Oligarcha z ciemną kartą
Postać rosyjskiego właściciela budzi wiele wątpliwości nie tylko miejscowych dziennikarzy, ale także prokuratorów, policji, tajnych służb. Dymitrij Rybołowlew jest typowym przedstawicielem współczesnych rosyjskich oligarchów. Syn lekarzy z Permu, który przez cztery lata studiował na Uniwersytecie Medycznym, majątku dorobił się po rozpadzie ZSRR w połowie lat 90. Żyłą złota okazała się dla niego branża chemiczna i prywatyzacja zakładów nawozów sztucznych. Działał bez skrupułów. Przejmując fabrykę potasu Uralkali wykończył konkurencję posługując się do jej zastraszania kryminalistami. Kiedy jego biznesowy partner i kolega ze studiów Jewgienij Pantieliemonow prosił go o zerwanie kontaktów z mafią, został zastrzelony.
Rybołowlew przesiedział kilka miesięcy w więzieniu, zwolniono go dzięki „dobrym kontaktom" w rosyjskim sądownictwie – czytaj łapówkom. Uralkali pozostało w rękach doktora z Permu i wraz z inwestycjami w kopalnie diamentów, nieruchomości, dzieła sztuki zapewniło mu dziś majątek o wartości 8,5 mld dolarów, co plasuje go w drugiej setce najbogatszych ludzi świata.
W obawie przed Putinem i sprawiedliwością
Inwestycja w piłkę nożną dla takiego człowieka wydawała się czystą fanaberią. A skoro chodziło o taki klub jak AS Monaco, z sukcesami w przeszłości, ale znajdującym się z dala od europejskiego futbolowego mainstreamu, zdziwienie narastało.
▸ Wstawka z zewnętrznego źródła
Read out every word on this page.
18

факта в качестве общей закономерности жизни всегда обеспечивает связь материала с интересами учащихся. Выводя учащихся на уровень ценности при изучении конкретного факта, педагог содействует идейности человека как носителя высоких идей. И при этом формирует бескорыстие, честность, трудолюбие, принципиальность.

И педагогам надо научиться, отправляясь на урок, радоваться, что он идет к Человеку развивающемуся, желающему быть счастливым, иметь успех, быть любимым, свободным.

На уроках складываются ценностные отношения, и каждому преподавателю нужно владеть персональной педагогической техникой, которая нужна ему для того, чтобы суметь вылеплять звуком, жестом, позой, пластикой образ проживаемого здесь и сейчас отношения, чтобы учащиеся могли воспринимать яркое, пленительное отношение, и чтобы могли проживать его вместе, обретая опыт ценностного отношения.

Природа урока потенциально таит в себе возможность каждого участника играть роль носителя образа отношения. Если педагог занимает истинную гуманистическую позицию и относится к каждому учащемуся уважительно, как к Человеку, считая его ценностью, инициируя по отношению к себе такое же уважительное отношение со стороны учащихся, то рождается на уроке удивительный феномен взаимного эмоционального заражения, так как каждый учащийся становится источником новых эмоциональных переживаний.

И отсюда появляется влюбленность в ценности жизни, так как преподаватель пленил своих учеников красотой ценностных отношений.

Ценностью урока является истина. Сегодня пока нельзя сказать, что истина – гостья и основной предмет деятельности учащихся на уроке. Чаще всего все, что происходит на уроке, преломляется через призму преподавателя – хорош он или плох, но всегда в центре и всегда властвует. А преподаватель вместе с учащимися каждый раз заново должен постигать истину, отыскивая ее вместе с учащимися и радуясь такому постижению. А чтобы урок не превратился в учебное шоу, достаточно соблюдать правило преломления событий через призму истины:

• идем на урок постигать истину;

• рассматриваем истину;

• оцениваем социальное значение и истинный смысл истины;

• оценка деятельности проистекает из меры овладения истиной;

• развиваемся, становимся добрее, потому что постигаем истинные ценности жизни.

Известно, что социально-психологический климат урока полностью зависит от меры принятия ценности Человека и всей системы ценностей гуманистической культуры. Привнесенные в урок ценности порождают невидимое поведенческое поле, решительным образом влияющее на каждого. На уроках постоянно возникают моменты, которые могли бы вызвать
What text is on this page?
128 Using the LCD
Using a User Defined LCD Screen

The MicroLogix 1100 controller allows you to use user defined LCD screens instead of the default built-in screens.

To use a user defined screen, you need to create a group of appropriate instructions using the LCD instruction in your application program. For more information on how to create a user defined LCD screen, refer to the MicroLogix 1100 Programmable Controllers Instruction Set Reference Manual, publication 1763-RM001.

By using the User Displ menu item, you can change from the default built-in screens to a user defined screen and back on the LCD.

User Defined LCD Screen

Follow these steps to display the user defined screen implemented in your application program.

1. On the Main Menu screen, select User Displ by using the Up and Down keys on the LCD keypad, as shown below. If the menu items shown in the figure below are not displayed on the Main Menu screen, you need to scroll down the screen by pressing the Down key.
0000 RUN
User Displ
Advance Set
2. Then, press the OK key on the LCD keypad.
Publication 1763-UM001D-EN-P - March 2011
Rybołowlew próbował nawet kupić inne drużyny – z racji biznesowych powiązań (przejęcie fabryki na Białorusi) Dynamo Mińsk i ze względu na prestiż – Manchester United, ale AS Monaco miało dla niego największe zalety.
W zamian za inwestycję miał otrzymać obywatelstwo Monaco. To ważny przywilej dla oligarchy z wątpliwą reputacją. Nowy paszport zapewniłby mu bezpieczeństwo, Rybołowlew mógłby odpowiadać tylko przed sądem w Monte Carlo, nie musiałby obawiać się ekstradycji. Ten niedoszły lekarz nie należy do pupilków prezydenta Rosji Władimira Putina i nadal nie czuje się pewnie, gdy ktoś przypomni mu rosyjską przeszłość. W moskiewskiej prasie niedawno wróciła sprawa zabójstwa Pantieliemonowa, pisze się też o wątpliwych przesłankach uniewinnienia obecnego właściciela AS Monaco.